Free to use digital encyclopaedia Wikipedia has taken the step of blocking 381 editor accounts after it was found that each were charing “protection” money to look after the pages of small businesses.

In a practice which is classified as “black hat editing” editors were making money by creating promotional pieces and protecting against “vandalism”.

Outlining the development on the Wikimedia blog Ed Erhart and Juliet Barbara, editorial associate and senior communications manager at the Wikimedia Foundation respectively, said that after “weeks of investigation” it was determined the editors were engaged in “undisclosed paid advocacy”.

“Neutrality is key to ensuring Wikipedia’s quality. Although it does not happen often, undisclosed paid advocacy editing may represent a serious conflict of interest and could compromise the quality of content on Wikipedia,” they added.

“The practice is in conflict with a number of English Wikipedia’s politics, including neutrality and conflict of interest, and is a violation of Wikimedia Foundation’s terms of use.”

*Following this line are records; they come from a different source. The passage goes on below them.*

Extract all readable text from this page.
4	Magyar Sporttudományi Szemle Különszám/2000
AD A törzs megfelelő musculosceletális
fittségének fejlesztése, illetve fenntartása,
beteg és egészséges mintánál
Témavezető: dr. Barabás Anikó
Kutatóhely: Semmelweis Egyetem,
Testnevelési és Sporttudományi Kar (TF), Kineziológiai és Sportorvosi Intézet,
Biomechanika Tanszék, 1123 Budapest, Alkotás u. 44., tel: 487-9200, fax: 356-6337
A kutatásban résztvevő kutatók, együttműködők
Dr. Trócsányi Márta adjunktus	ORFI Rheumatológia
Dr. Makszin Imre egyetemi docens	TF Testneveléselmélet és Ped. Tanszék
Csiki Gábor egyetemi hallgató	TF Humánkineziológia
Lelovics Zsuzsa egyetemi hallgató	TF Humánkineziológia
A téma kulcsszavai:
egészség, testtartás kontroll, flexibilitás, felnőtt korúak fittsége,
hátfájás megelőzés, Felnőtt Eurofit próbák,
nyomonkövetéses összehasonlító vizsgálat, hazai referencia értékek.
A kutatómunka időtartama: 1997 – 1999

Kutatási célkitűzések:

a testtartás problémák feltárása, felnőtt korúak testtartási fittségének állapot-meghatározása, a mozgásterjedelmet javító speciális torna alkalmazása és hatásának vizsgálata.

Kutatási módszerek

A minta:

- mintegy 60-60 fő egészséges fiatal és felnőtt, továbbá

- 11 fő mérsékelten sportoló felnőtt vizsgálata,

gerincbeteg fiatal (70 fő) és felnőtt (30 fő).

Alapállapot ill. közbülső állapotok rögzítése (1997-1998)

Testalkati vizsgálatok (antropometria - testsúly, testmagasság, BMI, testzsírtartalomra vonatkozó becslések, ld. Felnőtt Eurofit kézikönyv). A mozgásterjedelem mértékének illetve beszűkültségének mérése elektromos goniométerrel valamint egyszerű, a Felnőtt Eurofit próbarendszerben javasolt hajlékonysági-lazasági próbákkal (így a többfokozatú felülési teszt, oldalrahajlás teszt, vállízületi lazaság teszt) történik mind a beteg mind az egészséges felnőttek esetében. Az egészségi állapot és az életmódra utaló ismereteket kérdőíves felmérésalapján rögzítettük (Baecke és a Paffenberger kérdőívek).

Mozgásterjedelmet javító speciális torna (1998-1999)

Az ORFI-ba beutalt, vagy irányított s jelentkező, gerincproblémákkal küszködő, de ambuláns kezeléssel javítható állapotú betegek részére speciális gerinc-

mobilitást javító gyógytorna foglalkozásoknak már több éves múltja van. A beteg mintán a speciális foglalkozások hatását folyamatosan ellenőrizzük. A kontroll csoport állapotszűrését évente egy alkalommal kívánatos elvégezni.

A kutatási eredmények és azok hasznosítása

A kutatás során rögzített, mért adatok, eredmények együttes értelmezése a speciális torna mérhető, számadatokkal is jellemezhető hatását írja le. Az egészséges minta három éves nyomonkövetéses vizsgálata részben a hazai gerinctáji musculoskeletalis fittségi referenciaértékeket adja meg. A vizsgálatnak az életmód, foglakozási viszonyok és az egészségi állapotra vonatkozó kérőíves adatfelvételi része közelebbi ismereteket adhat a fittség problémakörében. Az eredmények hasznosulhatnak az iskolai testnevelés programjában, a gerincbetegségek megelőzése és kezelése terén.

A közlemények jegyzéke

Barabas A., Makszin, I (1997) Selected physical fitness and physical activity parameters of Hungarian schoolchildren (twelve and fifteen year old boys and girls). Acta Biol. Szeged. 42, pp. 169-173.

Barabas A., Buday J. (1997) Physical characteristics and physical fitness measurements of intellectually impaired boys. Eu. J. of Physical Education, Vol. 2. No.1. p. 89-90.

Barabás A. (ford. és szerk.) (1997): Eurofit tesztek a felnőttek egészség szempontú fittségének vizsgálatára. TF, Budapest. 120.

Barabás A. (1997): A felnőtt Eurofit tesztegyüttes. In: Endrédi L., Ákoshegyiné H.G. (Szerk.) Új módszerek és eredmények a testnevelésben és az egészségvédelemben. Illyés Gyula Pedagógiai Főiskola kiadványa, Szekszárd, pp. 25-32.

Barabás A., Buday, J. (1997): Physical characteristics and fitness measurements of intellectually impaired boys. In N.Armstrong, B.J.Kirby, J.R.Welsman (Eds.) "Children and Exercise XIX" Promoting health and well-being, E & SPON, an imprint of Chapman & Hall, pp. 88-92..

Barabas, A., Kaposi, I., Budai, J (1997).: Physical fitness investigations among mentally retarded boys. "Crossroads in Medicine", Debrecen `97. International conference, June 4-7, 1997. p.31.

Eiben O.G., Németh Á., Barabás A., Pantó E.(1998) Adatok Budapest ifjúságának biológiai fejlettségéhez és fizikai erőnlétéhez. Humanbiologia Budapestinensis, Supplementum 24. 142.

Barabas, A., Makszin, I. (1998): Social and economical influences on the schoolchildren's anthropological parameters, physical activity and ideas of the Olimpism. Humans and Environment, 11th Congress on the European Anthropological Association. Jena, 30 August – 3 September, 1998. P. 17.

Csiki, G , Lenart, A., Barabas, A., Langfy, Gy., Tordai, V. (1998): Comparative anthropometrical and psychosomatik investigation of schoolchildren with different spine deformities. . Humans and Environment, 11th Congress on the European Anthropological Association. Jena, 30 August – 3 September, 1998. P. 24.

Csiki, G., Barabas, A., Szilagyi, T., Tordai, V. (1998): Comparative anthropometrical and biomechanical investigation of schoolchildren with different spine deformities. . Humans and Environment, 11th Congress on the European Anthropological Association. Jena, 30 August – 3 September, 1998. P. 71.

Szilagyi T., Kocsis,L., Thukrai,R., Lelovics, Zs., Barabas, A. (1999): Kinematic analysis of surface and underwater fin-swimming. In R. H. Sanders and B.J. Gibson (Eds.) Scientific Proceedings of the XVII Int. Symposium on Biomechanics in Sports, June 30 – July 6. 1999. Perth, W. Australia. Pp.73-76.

Read more about trust and neutrality:

As well as blocking the 381 accounts volunteer editors also deleted 210 articles cerated by these accounts. Revealing that many were related to businesses or business people, biased or skewed information was provided featuring unattributed material and “potential copyright violations”.

The blog went on to say that not all paid editing is a violation of Wikipedia policy as many museums and universities use employees to edit by disclosing official affiliations.

The scam of charging businesses to protect pages sees rogue editors pose as genuine editors or Wikipedia administrators, charging a fee for an edited article previously determined to be too promotional. Furthermore, some businesses were asked to pay a monthly fee to save from changes or deletion.

Keeping the integrity and validity of Wikipedia has been an ongoing struggle due to the ability for edits to be made freely. In 2013, a cease-and-desist letter was sent to a US PR company that was reportedly offering to help clients by editing entries favourably. The PR firm had been found to have created 300 “sockpuppet” accounts.

“Readers trust Wikipedia to offer accurate, neutral content, and undisclosed paid advocacy editing violates that trust. Sadly, it also deceives the subjects of articles, who may simply be unaware that they are in violation of the spirit and policies of Wikipedia. No one should ever have to pay to create or maintain a Wikipedia article,” Erhart and Barbara said.